Suite à ces diverses expériences, as-tu vu un changement dans ta pratique du cinéma ?

Je crois que, si changements il y a eu, ils se sont révélés dans ma manière d’aborder l’écriture et le montage. Ainsi, le processus d’écriture de mon prochain film Le Dernier Soleil a commencé début 2021 et vient seulement de prendre fin. Ce développement très long et très réfléchi en dit beaucoup sur la façon dont j’envisage désormais la rédaction d’un scénario ; surtout, il s’agit de ma première expérience de co-écriture, puisque je suis accompagné par Loïc Hobi, ce qui modifie beaucoup de choses. Je dirais qu’il a su m’introduire à une démarche très rigoureuse qui me permet d’atteindre quelque chose de plus poussé et de plus abouti. J’ai également développé mes capacités techniques en termes de montage, puisque je m’y attèle désormais pour mes clips, chose que je ne faisais pas auparavant. Toucher à cette dimension de la création d’un film m’amène maintenant à envisager des choix de succession d’images plus radicaux et plus expérimentaux. Globalement, je crois que cela me pousse aussi à mieux anticiper le découpage de mes séquences.

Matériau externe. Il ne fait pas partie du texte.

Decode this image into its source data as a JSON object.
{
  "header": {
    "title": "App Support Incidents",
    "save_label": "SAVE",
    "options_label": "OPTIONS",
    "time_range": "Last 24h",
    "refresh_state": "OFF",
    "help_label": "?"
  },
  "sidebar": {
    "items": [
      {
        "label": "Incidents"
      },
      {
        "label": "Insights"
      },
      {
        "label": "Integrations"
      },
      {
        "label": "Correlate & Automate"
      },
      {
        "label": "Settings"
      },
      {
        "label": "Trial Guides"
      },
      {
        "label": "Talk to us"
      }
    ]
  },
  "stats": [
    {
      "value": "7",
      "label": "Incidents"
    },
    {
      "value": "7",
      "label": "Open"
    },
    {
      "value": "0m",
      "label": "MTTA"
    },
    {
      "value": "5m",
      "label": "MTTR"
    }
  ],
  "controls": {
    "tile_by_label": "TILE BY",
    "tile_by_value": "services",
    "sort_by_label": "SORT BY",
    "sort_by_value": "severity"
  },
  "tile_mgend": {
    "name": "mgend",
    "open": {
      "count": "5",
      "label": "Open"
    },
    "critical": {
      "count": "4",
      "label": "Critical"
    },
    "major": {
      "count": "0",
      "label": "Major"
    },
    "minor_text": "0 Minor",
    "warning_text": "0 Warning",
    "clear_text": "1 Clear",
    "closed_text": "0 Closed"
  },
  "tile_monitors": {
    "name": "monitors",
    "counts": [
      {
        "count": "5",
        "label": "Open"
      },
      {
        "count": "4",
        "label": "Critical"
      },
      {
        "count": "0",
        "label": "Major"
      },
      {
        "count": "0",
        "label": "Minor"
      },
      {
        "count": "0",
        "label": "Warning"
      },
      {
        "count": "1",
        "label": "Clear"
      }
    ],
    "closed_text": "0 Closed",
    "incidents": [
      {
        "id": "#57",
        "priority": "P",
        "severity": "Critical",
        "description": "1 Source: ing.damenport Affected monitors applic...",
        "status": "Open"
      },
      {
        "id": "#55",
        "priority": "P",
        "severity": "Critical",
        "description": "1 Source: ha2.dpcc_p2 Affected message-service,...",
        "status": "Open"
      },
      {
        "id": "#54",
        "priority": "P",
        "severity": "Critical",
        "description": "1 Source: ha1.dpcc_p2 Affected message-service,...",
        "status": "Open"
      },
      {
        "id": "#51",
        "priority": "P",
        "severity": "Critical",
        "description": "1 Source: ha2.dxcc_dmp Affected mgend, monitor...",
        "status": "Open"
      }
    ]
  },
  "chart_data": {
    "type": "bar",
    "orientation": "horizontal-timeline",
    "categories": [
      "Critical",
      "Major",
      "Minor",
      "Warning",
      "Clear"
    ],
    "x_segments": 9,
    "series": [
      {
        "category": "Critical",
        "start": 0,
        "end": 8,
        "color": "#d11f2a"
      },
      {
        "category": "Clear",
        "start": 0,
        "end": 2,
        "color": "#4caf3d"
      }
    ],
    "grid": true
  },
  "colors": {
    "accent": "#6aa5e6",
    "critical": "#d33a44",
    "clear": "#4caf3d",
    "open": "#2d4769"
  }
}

« Cyril & Louise » sera projeté dans le cadre des prochaines Internationale Kurzfilmtage de Winterthour, un véritable honneur pour son jeune réalisateur.

Quelle est la genèse de Cyril & Louise, ton dernier film ?

Ce court-métrage a une dimension personnelle : j’ai écrit une première version du scénario plus d’un an avant une rupture amoureuse. Si le tout est fictionnalisé, le développement de Cyril & Louise a été coloré par cette histoire intime ; ainsi, bien que la structure globale du film soit toujours restée la même, j’ai jugé nécessaire de réécrire plusieurs séquences après cette séparation. De manière générale, mon cinéma est toujours assez personnel, car je fonctionne beaucoup au ressenti et je me nourris de mes expériences humaines. Surtout, faire des films me permet de poser un regard différent sur ma vie, ce qui m’amène souvent à mieux comprendre les événements qui y surviennent.

Pourrais-tu te prêter au difficile exercice de pitcher Cyril & Louise ?

J’utiliserais une phrase assez radicale : nous assistons au dernier soir, au dernier bisou, aux derniers instants du premier amour d’un couple d’adolescents.

Dans ce film, la façon dont tu restitues le langage de la jeunesse sonne très vrai. De façon générale, tu as une manière assez naturaliste de mettre en scène les rapports humains, et surtout les expériences des vingtenaires. Comment procèdes-tu pour construire tes personnages ?

Dans Cyril & Louise il y a un décalage entre un langage contemporain et une action qui se déroule dans un espace temporel imprécis ; ce qui m’importait, c’était de créer une atmosphère assez onirique qui flirte toujours avec le réel. J’ai aimé travailler sur cette ambiguïté-là, car c’est l’ambiance qui me permet de parler des sentiments humains de la façon la plus pure possible. Je dirais que je suis globalement très marqué par mes expériences nocturnes et la force de mes relations amicales, ce qui me permet ensuite de composer les traits de mes personnages. Mes films sont irrigués par les rencontres que je vis au quotidien et les observations faites au contact de mes proches, issus d’une génération qui fait preuve à mon avis d’un grand romantisme et qui est particulièrement avide de liberté. Je pars d’ailleurs du principe que plus tu fais quelque chose de personnel, plus il y a de chances que le résultat final soit universel. Je pense que beaucoup de gens peuvent se retrouver dans Cyril & Louise, car il s’agit d’une histoire simple pour laquelle je n’ai rien inventé ; mon sujet, c’était la rupture.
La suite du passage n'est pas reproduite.